- The cover to the 20 September 1975 edition of Battle Picture Weekly, featuring Sergeant Steve Dawson of "D-Day Dawson".
- Publisher: IPC Magazines
- Publication date: 8 March 1975 – 12 November 1977
- Genre: War;
- Title(s): Battle Picture Weekly 8 March to 22 May 1975 14 August 1976 to 22 January 1977
- Main character(s): Steve Dawson

Creative team
- Writer(s): Gerry Finley-Day Ron Carpenter Alan Hebden Robert Ede Terry Magee Eric Hebden
- Artist(s): Annibale Casabianca Geoff Campion Colin Page Mike Western Bill Lacey Jim Watson
- Editor(s): Dave Hunt

= D-Day Dawson =

British comic book story

"D-Day Dawson" is a British comic war story published in the weekly anthology Battle Picture Weekly from 8 March 1975 to 22 January 1977 by IPC Magazines. Set during World War II, the story follows Steve Dawson, a sergeant in the British Army left with an inoperable bullet next to his heart after being shot during the D-Day landings.

==Creation==

Battle Picture Weekly co-creator Pat Mills worked with freelance writer Gerry Finley-Day on "D-Day Dawson" for the launch issue of the new IPC Magazines title through 1974. Finley-Day would recall the story was inspired by two principle factors - a TV series Mills remembered about a private eye living on borrowed time, and the wide coverage of the 30th anniversary of D-Day itself in the mainstream media throughout the year. The initial artist was Italian Annibale Casabianca, an employee of the Giolitti art studio.

==Publishing history==
The story debuted as the first feature in the first issue of Battle Picture Weekly, cover-dated 8 March 1975, and was told in self-contained three-page episodes. The strip used a succession of different artists - ('Badia' of the Spanish Barden agency and British veterans such as Geoff Campion, Colin Page, Mike Western, Billy Lacey and Jim Watson) and writers (Ron Carpenter, Alan Hebden, Robert Ede, Terry Magee and Eric Hebden). The initial round of stories ended in May 1976, replaced by "Hold Hill 109" and "Rattling Rommel", before returning in August for a final six-month run that concluded the story. The final instalment was written by Eric Hebden and drawn by Jim Watson, and featured in the 99th issue of Battle. While the strip was still popular, editor Dave Hunt reluctantly concluded that the story's chronological nature and the approaching end of World War II in the serial meant "He had to die". Both runs were later reprinted in Battle, between 18 September 1982 and 22 October 1983 and 7 January to 5 May 1984, respectively.

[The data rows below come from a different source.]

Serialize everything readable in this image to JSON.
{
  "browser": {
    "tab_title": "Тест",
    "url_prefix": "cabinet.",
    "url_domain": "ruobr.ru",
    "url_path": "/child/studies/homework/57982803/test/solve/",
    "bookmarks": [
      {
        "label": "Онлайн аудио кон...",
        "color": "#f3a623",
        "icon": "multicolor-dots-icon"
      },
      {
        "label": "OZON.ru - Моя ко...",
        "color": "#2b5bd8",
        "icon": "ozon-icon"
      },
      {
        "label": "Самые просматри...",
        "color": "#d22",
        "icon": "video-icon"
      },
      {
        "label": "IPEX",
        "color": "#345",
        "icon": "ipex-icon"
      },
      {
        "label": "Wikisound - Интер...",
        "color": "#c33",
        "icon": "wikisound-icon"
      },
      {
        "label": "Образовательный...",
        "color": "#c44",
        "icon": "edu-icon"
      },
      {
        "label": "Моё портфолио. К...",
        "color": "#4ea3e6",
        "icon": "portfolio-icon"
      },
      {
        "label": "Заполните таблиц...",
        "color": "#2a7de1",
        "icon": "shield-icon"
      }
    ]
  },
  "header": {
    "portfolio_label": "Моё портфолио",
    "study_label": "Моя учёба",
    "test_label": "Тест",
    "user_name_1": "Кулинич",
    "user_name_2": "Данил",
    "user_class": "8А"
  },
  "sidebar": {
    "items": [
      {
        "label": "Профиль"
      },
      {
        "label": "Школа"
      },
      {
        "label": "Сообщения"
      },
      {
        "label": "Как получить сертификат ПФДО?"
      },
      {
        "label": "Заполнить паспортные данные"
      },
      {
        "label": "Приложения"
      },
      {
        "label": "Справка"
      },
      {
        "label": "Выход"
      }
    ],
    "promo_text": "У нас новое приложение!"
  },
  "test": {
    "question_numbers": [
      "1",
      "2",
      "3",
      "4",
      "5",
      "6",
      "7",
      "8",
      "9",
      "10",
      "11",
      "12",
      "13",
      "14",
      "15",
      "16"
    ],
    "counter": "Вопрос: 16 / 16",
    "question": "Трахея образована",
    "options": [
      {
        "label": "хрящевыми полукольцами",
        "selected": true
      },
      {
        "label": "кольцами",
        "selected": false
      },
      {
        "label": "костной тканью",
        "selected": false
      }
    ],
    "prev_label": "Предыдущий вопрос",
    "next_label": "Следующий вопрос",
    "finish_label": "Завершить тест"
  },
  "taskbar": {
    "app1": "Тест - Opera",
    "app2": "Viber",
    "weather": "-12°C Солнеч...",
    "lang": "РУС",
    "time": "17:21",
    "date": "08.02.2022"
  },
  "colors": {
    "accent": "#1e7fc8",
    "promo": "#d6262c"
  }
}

The first episode of "D-Day Dawson" was reprinted by Egmont Publishing in a 2009 Classic Comics special edition of Battle Picture Weekly. Since 2016, the rights to the story have been owned by Rebellion Developments.

==Plot summary==
After landing in Normandy on 6 June 1944, Sergeant Steve Dawson is shot clearing out a German machine gun nest. A doctor inspects him on a landing craft and finds a bullet is lodged next to his heart and will kill him at some point in the next year. However, before the medic can recommend he is shipped home a shell blows up the landing craft and Dawson is left as the only person aware of his condition. Unable to conscience leaving his brave but raw squad behind, Dawson vows to fight on as long as he can while fighting like a man with nothing to lose. As such he was always quick to volunteer to draw out snipers, tackle flamethrowers or plant explosives as his unit pushes to Arnhem and then on into Germany, earning a Victoria Cross along the way. As they reached the edge of Berlin, Dawson ultimately opted to die on his own terms, and walked into the sea after being assured his men could now look after themselves.

==Reception==
Despite what he felt was a tone similar to "the 'straight bat' stories of the War Picture Library", then-Battle assistant editor Steve MacManus would recall "D-Day Dawson" rapidly became the most popular strip in the comic.

Journalist John Plunkett of The Guardian recalled the strip being "one of his favourites" from Battle Picture Weekly. However, in his foreword for reprint collection Battle Classics, comics writer Garth Ennis felt the story was a good initial concept spoilt by repetitive writing.